A variety of things are happening in this zone. The contact patch has elongated in the direction of travel, the rubber is heating rapidly, the tread blocks flex to their max and a variety of other factors beyond this list contribute to max braking. On a graph the free rolling tire contributes negligible braking force, a gently braked tire increases it, the max is at incipient lockup and then the braking force tails off rapidly when the tire is locked.
Aug 17, 2002 (12:49 pm)
Thanks for trying to explain it to me! I appreciate it.
I'm still not sure I understand it, however, at least not the 15% figure you and farfegnugen mention. I wonder if you aren't thinking of "torsion" rather than speed. Let me try to explain.
Imagine drawing a straight chalk line from the center hub of the tire to a point on the rim of the tire along a radius. Now, as you're moving along with the vehicle, you can visualize the motion of the line. When you decelerate (or accelerate), that line will be distorted when the end of the line is nearest the road surface. This is because the counter-torque from the road stretches the rubber.
As end of the line approaches the surface, it's speed will be decreased briefly during braking due to azimuthal compression of the rubber. But, after it has passed the vertical (on it's way back up) it's speed will be increased as the rubber decompresses azimuthally. The average speed should still be the same as the speed of the car - decelerating or not!
Also, the point of contact should be moving with zero speed relative to the road! If it's not, then the tire is slipping and the coefficient of friction drops drastically from its static or rolling value. Then you're in a full-blown skid!
Does that make sense?
SUVs; Aftermarket & Accessories
Aug 18, 2002 (9:23 pm)
You made me dust off my "Fundamentals Of Vehicle Dynamics" book to confirm the 15% figure. According to this book the figure is actually between 15 and 20% tire slippage to generate maximum braking force, so it's even higher.
Here's what goes on in the contact patch of a braking tire. A tread block touches down at the front of the contact patch, then travels rearward through the contact patch, finally leaving out the rear as it rolls back up and away from the street. When it first touches down, it has very little downforce on it so it cannot generate much friction or braking force. When it firmly touches down it generates braking force by deflecting the rubber. This is key. The flex of the tread block means the ground is passing under it faster than it is rolling. Otherwise there can be no deflected rubber, and thus no braking force. Throughout the center of the contact patch, the tread block is fully flexed. As the contact patch arrives at the rear of the contact patch, the downforce on it reduces as it starts to roll upward and away from the pavement. This is the area where most slippage occurs - the rear of the contact patch where flexed rubber rebounds by slipping against the road. It happens here simply because as you reduce the downforce on the tread block, at some point the tread block will no longer have enough downforce on it to hold its flex and it will slip. And that's precisely what happens at the rear of the contact patch.

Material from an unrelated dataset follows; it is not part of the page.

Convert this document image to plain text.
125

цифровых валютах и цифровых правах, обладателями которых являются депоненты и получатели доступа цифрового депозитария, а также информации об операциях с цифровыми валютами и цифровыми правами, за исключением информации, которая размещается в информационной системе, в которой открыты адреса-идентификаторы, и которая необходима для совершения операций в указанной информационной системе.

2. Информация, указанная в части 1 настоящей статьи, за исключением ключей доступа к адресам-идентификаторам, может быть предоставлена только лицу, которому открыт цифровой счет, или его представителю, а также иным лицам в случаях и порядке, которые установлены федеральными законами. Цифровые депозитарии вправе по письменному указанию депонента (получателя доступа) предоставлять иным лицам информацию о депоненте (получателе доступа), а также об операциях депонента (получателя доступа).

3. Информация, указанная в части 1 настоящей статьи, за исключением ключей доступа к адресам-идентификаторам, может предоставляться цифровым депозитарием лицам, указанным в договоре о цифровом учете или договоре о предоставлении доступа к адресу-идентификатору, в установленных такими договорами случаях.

So, your line on the tire is a perfect illustration. As the line touches down at the front of the contact patch, it begins to distort into a curve to indicate the tread is moving slower than the sidewalls. As the line gets to the back of the contact patch, it will suddenly straighten as the tread briefly accelerates faster than the ground under it to regain its orientation versus the sidewalls. As it does so, it slips against the ground and of course wears off some rubber as a result.
For those of you still reading, the reason lockup generates less friction is that this zone of slippage starts to extend further and further forward in the contact patch as the tread's speed versus the ground gets further and further apart (tire obviously slower). Meaning that progressively more and more of the contact patch as a percent of it's area is slipping until you finally arrive at the 100% slippage of a locked tire.
Hope this helps a bit.